When $18 billion is not enough. Rinehart sues Rio Tinto for more iron royalties

Billionaire Australian Gina Rinehart, is taking Rio Tinto (NYSE:RIO) to court, demanding the world’s third largest miner pay her royalties for iron ore production at the Channar and Eastern Ranges mines in the Pilbara.

Bloomberg reports that Rinehart is accusing Rio of owing her and partner Wright Prospecting 2.5% of sales from the sites over the next 12 years of production.

The Anglo-Australian mining giant is fighting the demands, saying that it already pays Hancock Prospecting, Rinehart’s company, royalties on production at Tom Price, Marandoo and Paraburdoo mines.
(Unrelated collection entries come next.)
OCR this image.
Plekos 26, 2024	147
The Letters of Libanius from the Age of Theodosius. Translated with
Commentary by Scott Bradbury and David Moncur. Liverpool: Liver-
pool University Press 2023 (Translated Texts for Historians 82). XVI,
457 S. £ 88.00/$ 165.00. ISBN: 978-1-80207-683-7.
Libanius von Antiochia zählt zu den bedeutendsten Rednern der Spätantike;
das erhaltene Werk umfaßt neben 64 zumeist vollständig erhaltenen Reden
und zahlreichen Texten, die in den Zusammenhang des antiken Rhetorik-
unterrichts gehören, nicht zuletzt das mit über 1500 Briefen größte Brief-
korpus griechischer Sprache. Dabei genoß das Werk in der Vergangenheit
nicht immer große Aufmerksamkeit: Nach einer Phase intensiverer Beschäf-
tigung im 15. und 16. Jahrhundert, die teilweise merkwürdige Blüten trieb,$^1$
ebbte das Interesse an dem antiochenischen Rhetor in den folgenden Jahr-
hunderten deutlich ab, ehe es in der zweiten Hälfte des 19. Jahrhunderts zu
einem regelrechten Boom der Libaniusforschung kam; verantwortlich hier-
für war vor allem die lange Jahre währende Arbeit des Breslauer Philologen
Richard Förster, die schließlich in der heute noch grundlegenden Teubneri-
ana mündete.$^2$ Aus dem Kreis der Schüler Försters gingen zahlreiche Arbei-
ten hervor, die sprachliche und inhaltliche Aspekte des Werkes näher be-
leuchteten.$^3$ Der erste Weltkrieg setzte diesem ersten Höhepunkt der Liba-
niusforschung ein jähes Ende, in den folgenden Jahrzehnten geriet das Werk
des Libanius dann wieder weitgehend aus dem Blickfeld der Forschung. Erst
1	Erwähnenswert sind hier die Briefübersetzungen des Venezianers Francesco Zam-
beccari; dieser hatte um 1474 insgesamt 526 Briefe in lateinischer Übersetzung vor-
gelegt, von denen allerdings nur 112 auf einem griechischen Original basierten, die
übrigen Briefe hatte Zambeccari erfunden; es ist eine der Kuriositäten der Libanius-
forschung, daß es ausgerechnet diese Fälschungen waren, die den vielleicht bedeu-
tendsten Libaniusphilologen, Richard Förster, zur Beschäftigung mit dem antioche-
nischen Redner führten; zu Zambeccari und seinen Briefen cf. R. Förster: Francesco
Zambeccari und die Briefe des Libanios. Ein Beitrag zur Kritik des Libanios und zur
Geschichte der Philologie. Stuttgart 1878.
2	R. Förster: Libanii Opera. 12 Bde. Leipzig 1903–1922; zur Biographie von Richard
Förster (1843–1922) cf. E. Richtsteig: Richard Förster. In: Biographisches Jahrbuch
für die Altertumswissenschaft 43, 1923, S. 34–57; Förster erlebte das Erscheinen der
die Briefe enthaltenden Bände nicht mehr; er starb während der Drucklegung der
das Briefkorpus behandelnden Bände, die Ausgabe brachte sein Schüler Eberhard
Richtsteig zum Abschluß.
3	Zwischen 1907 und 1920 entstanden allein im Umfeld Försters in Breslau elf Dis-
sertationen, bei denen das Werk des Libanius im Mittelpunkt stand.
While details of the sums at stake has been kept private, Bloomberg says Rio expects Channar to produce 200 million tonnes in its life and iron ore prices currently hover around $150 a tonne.

Rinehart, nicknamed Big G, owns a multi-billion dollar coal and iron ore empire, which makes her the fourth richest person in the industry, according to Mining.com’s recent list of the 40 wealthiest billionaires involved in minerals, metals and mining on the planet, with a combined wealth of well over $300 billion.

Rinehart, 58, inherited Hancock Prospecting from her father Lang Hancock who discovered the world’s largest iron deposit in the Pilbara region in 1952. When Rinehart took over 20 years ago the family firm was debt-ridden and struggling and she built it into the world’s number one private mining business.

Forbes estimates Rinehart’s fortune at $18 billion, saying it has doubled in the past year thanks to billions of dollars of investments in her coal and iron ore projects in Australia from India and South Korea.